Herr Dr. Hülsbusch berichtet in Vertretung von Herrn Bögemann von Terminen, die er z. T. gemeinsam mit ihm durchgeführt hat:

 

05.01. 2016 Termin beim Landesbetrieb Straßen NRW i.S. A 45 Brückenneubau Brunsbecke und Kattenohl:

Neben den besonderen Zuwegungsschwierigkeiten wurden artenschutzrechtliche Belange besprochen. Für die Umsiedlung des Wanderfalken wurden bereits 2 Kästen aufgehängt. Die Betroffenheit von Fledermausarten wird gesondert untersucht. Der Vorschlag des LB aus dem Januar 2015, den Bau von Regenrückhaltebecken im Zuge des Brückenbaus umzusetzen, wurde aufgenommen. Allerdings bedarf es der Genehmigung der unteren Wasserbehörde und der Einarbeitung in die bestehenden Pläne, da die Becken in der ersten Planung nicht vorgesehen waren. Sie sollten erst mit dem 6-streifigen Ausbau der A 45 errichtet werden. Wer Interesse an dem LBP und der Artenschutzprüfung hat, kann diese per E-Mail von Herr Bögemann erhalten.

 

21.01.2016 Ortstermin an der A 46 wegen Baumschnitt:

Straßen NRW beabsichtigt, dort Gehölzschnittmaßnahmen durchzuführen. Der Gehölzbestand zieht sich auf der Nordwest-Seite der A 46 entlang der dortigen Schallschutzwand und wird von dieser gegen Windwurf geschützt. Ein Teil der Baumwipfel ist höher als die Schallschutzwand. In einigen Wipfeln sind Horste erkennbar. Eine gegenwärtige Gefahr für den Autobahnverkehr war insbesondere wegen der geschützten Lage des Gehölzstreifens aus eigener Sicht nicht erkennbar. Die Standfestigkeit des Gehölzwuchses, der sich offensichtlich aus den alten Stümpfen entwickelt hat, konnte vom Standort der Betrachter nicht beurteilt werden.

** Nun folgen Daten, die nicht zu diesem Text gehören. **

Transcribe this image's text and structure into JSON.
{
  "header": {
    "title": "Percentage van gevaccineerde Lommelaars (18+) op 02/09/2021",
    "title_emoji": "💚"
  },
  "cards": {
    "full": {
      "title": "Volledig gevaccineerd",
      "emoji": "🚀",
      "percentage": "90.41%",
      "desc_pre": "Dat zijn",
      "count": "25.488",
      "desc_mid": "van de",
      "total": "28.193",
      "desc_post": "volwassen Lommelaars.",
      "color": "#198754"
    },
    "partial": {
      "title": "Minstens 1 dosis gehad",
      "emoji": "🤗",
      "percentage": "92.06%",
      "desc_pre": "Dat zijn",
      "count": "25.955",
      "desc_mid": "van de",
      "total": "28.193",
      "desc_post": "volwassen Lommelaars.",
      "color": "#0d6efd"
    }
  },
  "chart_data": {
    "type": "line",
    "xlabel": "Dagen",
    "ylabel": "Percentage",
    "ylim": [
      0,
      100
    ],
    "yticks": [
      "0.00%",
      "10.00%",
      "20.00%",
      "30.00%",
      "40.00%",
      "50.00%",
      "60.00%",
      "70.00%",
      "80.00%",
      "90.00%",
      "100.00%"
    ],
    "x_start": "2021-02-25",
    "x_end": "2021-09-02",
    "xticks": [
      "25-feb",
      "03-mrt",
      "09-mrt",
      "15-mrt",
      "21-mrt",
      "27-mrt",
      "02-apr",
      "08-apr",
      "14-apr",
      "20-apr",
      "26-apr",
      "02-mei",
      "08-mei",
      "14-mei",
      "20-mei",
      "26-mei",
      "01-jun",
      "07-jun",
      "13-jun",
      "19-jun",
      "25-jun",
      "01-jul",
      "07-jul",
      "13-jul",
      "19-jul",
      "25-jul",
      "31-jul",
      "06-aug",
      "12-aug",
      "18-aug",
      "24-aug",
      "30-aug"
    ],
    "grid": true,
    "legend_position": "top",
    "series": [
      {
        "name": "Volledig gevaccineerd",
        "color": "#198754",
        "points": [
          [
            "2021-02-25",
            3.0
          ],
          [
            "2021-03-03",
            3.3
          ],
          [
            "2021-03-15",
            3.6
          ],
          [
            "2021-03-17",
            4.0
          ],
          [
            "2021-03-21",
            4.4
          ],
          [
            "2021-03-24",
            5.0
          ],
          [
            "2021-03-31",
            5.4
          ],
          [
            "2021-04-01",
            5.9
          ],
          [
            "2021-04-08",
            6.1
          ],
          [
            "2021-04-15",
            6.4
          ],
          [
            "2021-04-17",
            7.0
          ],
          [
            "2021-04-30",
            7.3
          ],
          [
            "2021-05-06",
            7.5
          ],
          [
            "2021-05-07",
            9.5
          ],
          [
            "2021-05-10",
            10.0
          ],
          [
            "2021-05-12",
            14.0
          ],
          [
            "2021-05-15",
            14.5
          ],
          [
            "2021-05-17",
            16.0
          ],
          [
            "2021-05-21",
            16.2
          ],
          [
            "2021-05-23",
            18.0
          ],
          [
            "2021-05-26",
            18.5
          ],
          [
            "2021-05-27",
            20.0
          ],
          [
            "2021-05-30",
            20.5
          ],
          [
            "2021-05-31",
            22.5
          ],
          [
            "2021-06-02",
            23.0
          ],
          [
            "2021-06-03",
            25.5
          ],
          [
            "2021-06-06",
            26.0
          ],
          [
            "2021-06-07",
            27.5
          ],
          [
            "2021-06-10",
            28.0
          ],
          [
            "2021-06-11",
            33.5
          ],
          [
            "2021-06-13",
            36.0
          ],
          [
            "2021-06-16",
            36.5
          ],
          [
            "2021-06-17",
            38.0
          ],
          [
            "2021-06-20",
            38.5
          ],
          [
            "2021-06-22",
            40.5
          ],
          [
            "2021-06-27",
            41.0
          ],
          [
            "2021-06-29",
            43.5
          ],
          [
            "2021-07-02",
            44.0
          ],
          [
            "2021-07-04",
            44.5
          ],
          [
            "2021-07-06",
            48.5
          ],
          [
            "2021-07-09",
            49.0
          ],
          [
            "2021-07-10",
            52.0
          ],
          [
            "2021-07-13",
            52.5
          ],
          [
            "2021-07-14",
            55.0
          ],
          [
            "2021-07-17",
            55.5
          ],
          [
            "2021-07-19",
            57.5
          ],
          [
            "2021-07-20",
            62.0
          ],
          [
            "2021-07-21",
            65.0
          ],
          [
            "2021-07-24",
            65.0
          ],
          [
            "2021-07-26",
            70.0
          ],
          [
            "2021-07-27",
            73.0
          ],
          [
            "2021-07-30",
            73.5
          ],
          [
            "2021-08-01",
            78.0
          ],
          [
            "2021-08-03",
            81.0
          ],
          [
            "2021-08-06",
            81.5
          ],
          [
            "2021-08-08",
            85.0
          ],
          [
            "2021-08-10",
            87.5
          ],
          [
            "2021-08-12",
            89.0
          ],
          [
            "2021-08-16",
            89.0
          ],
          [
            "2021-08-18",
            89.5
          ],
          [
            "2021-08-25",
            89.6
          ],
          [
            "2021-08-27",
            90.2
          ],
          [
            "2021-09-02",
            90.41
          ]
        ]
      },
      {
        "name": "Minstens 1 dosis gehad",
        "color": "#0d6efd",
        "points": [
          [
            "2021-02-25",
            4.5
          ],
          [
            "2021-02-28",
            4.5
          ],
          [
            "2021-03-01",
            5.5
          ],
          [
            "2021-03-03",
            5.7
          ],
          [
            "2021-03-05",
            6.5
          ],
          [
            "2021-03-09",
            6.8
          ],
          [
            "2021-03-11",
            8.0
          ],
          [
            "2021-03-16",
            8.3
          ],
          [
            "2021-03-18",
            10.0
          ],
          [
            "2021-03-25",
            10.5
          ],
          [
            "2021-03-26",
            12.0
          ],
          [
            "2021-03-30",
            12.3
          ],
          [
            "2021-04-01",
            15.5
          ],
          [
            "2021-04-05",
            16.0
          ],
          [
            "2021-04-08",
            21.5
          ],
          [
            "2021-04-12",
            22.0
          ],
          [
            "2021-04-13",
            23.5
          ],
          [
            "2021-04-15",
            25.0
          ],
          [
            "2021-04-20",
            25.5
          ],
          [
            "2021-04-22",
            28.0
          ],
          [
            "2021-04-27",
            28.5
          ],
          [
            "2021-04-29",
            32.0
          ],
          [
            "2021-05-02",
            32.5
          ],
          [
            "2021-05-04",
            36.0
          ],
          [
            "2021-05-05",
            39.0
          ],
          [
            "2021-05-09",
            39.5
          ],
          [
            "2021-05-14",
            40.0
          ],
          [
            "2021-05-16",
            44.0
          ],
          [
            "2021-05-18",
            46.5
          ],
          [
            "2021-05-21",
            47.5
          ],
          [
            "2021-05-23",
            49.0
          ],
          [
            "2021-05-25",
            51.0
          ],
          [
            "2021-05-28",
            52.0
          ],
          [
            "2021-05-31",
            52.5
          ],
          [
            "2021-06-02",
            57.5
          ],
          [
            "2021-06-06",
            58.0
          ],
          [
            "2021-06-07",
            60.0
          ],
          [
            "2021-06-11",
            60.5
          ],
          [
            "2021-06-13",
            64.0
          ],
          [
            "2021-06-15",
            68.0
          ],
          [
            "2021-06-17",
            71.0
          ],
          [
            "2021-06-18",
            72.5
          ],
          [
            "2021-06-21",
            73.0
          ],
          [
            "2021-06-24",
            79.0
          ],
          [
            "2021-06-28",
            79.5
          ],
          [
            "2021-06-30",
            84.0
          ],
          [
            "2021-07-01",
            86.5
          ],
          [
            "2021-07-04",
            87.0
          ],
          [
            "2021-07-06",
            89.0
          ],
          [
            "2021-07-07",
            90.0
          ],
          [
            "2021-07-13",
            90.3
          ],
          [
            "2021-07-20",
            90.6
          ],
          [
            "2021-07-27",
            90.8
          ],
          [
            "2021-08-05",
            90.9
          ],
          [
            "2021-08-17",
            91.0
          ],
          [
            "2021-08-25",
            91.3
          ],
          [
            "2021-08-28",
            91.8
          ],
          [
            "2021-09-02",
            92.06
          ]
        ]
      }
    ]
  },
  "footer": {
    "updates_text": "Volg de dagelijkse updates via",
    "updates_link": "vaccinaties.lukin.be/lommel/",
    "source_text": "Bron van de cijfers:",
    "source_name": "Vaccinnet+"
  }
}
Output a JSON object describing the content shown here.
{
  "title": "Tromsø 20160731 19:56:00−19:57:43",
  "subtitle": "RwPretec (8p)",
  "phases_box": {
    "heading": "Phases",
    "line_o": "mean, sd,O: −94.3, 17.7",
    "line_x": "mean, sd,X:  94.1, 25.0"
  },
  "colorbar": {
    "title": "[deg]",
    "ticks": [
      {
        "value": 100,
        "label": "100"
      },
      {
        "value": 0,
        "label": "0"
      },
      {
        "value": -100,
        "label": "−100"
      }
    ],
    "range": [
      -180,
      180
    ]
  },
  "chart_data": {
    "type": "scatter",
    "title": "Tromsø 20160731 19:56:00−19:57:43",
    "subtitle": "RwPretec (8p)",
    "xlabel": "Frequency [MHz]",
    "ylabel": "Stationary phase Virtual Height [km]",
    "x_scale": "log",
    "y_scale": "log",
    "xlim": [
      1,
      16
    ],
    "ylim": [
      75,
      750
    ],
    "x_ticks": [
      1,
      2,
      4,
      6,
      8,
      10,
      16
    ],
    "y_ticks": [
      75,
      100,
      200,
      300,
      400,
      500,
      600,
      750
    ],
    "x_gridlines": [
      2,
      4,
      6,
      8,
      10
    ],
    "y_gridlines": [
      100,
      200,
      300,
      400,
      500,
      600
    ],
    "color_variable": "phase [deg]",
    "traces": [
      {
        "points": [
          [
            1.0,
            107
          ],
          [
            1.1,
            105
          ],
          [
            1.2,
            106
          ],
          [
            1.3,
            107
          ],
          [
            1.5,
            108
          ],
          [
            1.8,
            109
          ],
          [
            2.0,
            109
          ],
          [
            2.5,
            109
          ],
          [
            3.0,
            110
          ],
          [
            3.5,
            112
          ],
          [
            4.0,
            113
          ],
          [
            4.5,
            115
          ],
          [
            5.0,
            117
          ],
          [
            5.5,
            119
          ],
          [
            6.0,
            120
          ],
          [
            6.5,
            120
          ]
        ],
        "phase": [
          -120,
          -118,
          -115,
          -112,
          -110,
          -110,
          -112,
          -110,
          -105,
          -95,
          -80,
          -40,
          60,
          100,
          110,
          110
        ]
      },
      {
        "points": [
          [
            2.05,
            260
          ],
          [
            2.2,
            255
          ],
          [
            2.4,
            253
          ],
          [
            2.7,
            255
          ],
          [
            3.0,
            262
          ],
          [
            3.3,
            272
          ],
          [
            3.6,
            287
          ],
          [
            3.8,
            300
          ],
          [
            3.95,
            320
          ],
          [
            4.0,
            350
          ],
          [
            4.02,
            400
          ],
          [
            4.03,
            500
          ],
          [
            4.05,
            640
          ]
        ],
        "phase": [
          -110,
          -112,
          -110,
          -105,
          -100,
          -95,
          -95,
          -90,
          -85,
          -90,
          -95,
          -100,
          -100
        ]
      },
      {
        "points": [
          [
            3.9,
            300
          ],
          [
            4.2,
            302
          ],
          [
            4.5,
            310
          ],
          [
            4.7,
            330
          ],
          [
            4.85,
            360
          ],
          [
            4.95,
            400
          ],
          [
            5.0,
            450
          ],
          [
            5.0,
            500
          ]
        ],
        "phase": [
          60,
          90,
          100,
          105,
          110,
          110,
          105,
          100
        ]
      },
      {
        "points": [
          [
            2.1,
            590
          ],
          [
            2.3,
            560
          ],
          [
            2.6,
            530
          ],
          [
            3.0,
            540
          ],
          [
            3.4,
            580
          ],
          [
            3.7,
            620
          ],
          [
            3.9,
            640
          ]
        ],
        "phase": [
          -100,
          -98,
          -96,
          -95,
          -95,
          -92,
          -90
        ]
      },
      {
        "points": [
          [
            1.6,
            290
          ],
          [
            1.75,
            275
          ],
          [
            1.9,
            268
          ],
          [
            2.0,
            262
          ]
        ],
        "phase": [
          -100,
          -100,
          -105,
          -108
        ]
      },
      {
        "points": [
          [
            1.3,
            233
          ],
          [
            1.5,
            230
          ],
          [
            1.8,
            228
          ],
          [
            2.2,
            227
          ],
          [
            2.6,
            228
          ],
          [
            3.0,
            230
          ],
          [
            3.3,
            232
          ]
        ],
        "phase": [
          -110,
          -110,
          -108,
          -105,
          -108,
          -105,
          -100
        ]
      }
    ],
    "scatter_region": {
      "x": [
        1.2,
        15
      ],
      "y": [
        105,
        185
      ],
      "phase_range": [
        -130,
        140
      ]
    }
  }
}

Der Gehölzstreifen fange heute zu großen Teilen die Abgasbelastung auf und diene als Filter. Seine Beseitigung würde sich negativ auf die benachbarte Bebauung auswirken. Eine Gehölzpflege wurde vor Ort befürwortet, wobei damit nicht das flächige auf den Stock setzen“ des Gehölzbestandes gemeint war. Sollte der Landesbetrieb aus grundsätzlichen Erwägungen den Gehölzstreifen entfernen wollen, sollte diese Maßnahme mit der Fräsung der Stümpfe und der Anpflanzung von Buschwerken einhergehen, die eine maximale Höhe von vier Metern erreichen.

 

21.01.2016 Ortstermin im NSG Ruhraue Syburg:

Die dort lagernden Erdmassen können aus Sicht der Herren Bögemann und Dr. Hülsbusch vor Ort verbleiben, wenn für die Abweichung vom Planfeststellungsbeschluss entsprechende Ausgleichsmaßnahmen geschaffen werden. Im Rahmen des Termins wurde eine Bauschuttablagerung vorgefunden, um die sich der Landesbetrieb Straßen NRW kümmern wird.

 

 

29.01.2016 Termin mit Frau Kaufmann, Herrn Panzer und Dr. Braun in Sachen Baumschutzsatzung:

Zur Information teilt Herr Bögemann mit, dass sich der Entwurf der Baumschutzsatzung des LB auf dem Weg durch die Instanzen befindet. Im letzten Jahr und noch im Januar 2016 hat er an Partei- und Fraktionssitzungen teilgenommen und die Satzung dort vorgestellt. Im Rahmen des o. g. Termins wurde das weitere Vorgehen besprochen. Frau Kaufmann trete für die Einführung der Baumschutzsatzung ein. Herr Panzer wolle in seiner Allianz mit CDU und FDP für die Satzung werben und auch Gespräche mit der SPD führen.